Hoy, Sarnago y otros pueblos cercanos no son más que ruinas deshabitadas de las que se van adueñando la soledad y la maleza; por esto el libro tiene un tono evocador, elegíaco, como si el autor levantara acta de lo que fue y rindiera homenaje a los últimos habitantes de la zona, en un intento de que no se pierda del todo su memoria. Se recuerdan acontecimientos, costumbres de una sociedad agrícola y ganadera en una tierra inhóspita y abandonada por las autoridades, que vive pendiente del clima para sobrevivir, con larguísimos otoños e inviernos y breves primaveras y veranos. Se habla de personas de carne y hueso que vivieron allí, desde los parientes y amigos del autor hasta los maestros o los párrocos que estuvieron de paso durante más o menos tiempo. Todo contado con afecto, con comprensión y con cierta ironía, cuando el autor compara costumbres de antaño con las de la sociedad urbana de hoy.
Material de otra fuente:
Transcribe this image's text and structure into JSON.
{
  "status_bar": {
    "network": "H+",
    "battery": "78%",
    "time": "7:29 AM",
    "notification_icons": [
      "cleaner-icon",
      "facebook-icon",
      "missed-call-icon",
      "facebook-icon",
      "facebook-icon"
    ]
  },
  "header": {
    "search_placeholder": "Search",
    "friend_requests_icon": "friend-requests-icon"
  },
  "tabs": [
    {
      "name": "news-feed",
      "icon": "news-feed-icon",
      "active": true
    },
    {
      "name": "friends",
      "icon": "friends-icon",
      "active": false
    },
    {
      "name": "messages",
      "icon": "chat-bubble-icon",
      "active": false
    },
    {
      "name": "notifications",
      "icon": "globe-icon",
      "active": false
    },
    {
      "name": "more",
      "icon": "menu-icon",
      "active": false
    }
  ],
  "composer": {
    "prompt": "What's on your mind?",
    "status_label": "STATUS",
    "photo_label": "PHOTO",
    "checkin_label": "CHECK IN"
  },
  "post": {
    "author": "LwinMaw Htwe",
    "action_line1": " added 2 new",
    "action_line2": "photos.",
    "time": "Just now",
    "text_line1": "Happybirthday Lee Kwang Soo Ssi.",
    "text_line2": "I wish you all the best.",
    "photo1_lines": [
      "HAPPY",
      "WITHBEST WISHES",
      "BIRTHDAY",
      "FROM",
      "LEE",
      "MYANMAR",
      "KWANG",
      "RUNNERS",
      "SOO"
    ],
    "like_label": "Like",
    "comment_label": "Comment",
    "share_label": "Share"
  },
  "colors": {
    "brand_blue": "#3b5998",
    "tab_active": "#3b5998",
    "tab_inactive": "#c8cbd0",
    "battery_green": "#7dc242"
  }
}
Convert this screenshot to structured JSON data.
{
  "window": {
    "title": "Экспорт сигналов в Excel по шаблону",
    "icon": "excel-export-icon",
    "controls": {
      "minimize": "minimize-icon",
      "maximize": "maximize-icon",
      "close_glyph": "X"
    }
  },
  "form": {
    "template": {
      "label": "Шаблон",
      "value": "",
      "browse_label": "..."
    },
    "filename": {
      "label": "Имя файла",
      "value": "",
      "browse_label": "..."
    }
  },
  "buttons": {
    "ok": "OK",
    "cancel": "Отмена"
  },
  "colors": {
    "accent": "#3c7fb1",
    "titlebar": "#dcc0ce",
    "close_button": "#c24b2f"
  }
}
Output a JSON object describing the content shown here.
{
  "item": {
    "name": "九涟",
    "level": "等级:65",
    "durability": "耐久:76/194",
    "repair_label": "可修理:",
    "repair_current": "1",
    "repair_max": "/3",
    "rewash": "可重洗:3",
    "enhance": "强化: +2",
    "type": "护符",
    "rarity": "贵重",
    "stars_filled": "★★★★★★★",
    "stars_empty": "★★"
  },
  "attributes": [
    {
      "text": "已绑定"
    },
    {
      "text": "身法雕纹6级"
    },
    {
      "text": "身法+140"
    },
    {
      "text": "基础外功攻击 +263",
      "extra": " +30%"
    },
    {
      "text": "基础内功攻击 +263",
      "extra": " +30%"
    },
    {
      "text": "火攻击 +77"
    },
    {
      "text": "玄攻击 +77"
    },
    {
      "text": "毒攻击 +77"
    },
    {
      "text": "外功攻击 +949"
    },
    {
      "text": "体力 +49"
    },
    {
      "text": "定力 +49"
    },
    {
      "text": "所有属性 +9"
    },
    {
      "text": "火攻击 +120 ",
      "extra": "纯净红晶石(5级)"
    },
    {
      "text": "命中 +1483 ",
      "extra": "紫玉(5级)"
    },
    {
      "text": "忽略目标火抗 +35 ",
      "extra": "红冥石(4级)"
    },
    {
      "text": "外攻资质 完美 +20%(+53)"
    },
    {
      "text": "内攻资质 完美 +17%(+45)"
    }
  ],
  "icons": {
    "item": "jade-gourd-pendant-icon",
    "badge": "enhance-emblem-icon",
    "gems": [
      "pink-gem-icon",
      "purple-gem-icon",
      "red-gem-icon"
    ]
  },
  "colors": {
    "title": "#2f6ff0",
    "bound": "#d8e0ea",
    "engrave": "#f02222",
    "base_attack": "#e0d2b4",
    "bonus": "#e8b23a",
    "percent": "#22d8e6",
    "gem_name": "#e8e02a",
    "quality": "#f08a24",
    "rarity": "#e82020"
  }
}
Hay que destacar la calidad de la prosa de Abel Hernández. A la agilidad narrativa y a la viveza de los hechos narrados, hay que añadir las descripciones del paisaje en las que precisión y lirismo se armonizan, en un castellano tratado con mimo, con abundantes usos del habla local. En este sentido, ha sido un acierto la inclusión, al final del libro, de un glosario para el lector menos ducho en la vida del campo.